MPW-24935”Don’t go in the House” is a 1980 horror/slasher film written and directed by Joseph Ellison. This film came out in the 80′s when slasher movies were very popular and they was a huge stream of them that came out and some of them that were very good were over looked. And this is one of them. It is probably one of the most brutal films of the 80′s era of horror films, and it is a great film that deserves more recognition. If this film had been more popular it probably would have had several sequels. Instead it was unpopular and no sequels followed.

 The film tells the story of a mentally unstable man named Donny. He lives in an old mansion with his elderly abusive mother. One day he returns after work and finds his mom sleeping in her rocking chair. He tries waking her up, but it becomes clear that his mom past away in her sleep. Donny is sad at first but then gets happy that there are no longer any rules in the household.. But he is wrong. As soon as he is about to do something that his mother would have not approved of, he hears her disembodied voice. Her voice begins to control and abuse him. Donny soon becomes very unstable and goes on a reign of terror with a flame thrower as his weapon!

This film to be honest rips off of ”Psycho”. However, this film brings a new level of brutality and dirtiness that ”Psycho” did not have. It is similar in ways such as that there is a son and a mom. The mom is dead, but the sun is deranged and still thinks that his mother is alive. Donny also preserves his mother’s corpse and it becomes some what of a skeleton sitting in a rocking chair such as in ”Psycho”.

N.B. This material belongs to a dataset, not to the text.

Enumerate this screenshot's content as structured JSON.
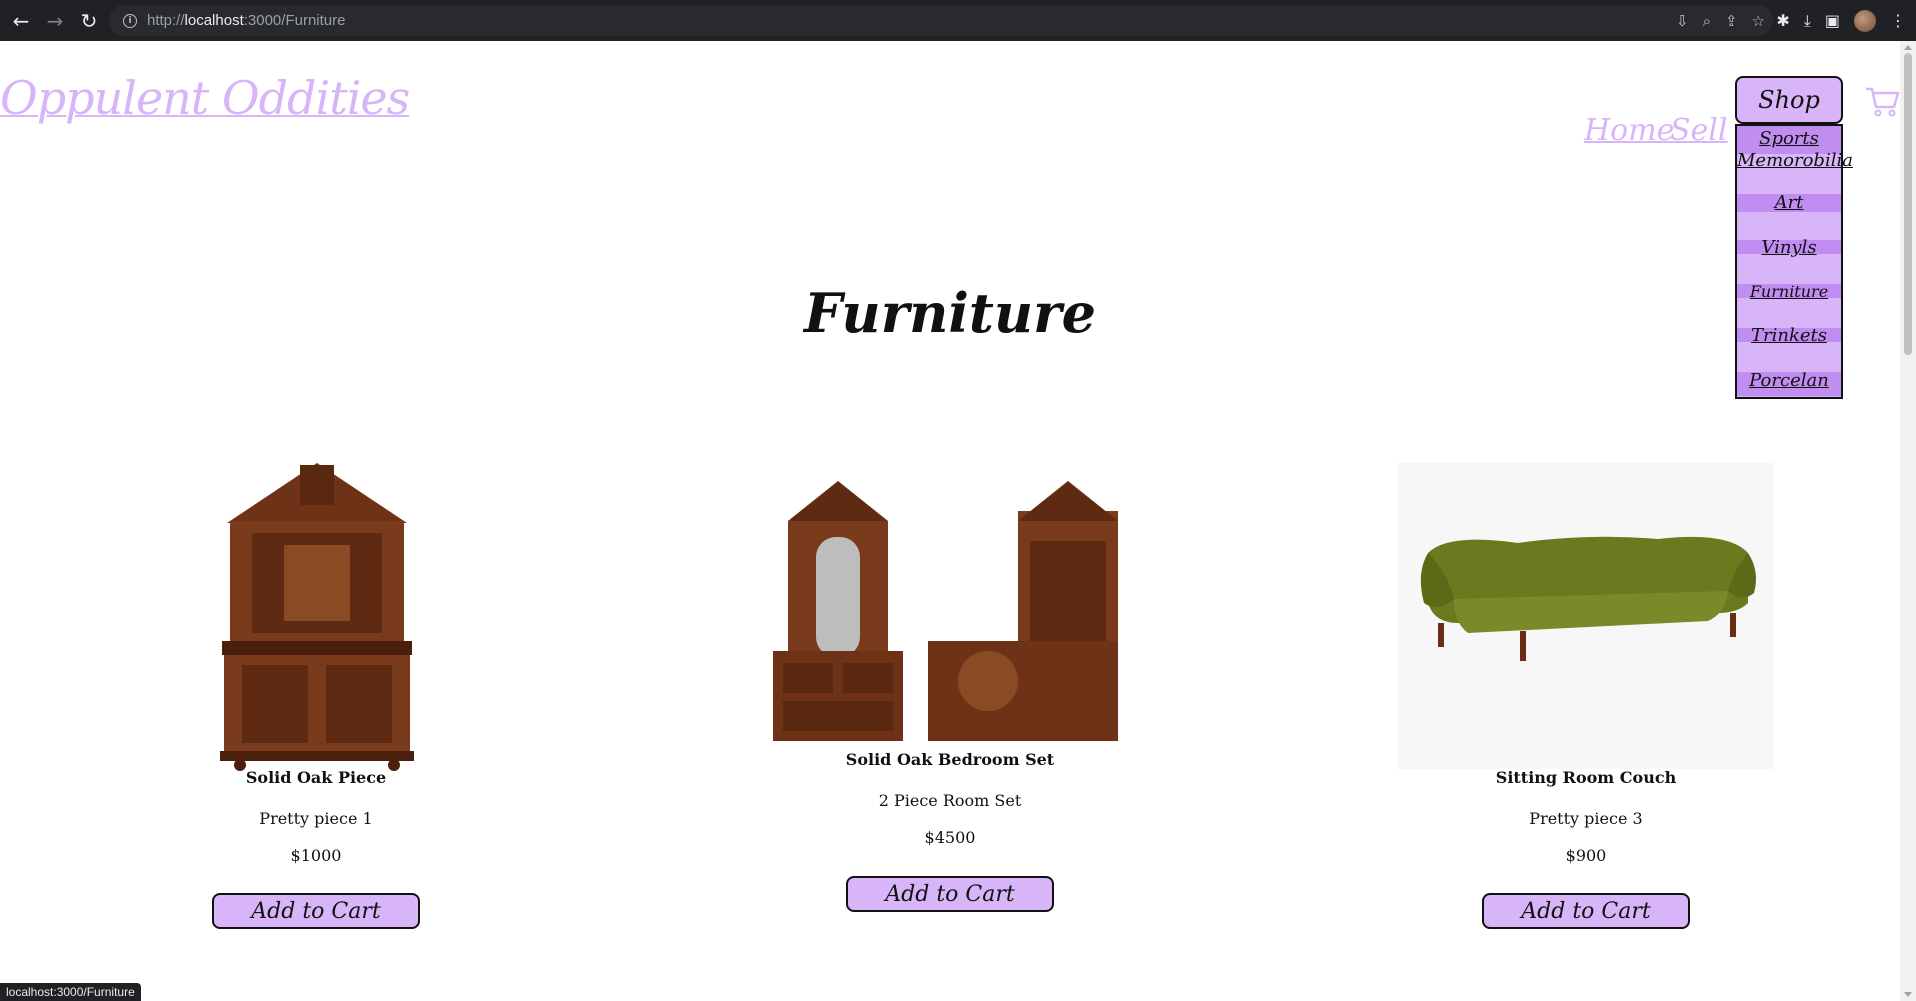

What makes this film so cool, is that it is one of horror cinema’s best kept secrets. Also while other horror films of the 80′s depended on violence and gore, this film does not rely entirely on those factors. While there is some violence in this film, it does not depend on it. Instead this film is creepy, atmospheric and has a dirty exploitation vibe to it. I have heard reports that when this film was released on home video, it gathered dust on the shelves of video rentals. However this film gained some notoriety when Quentin Tarintino played it at his film festival and said he liked this film.

If you are looking for a classy Mario Bava horror this film is not for you. But if you want a brutal , under the radar horror film, then check this out.  Give this movie a chance and see one of horror cinema’s best kept secrets.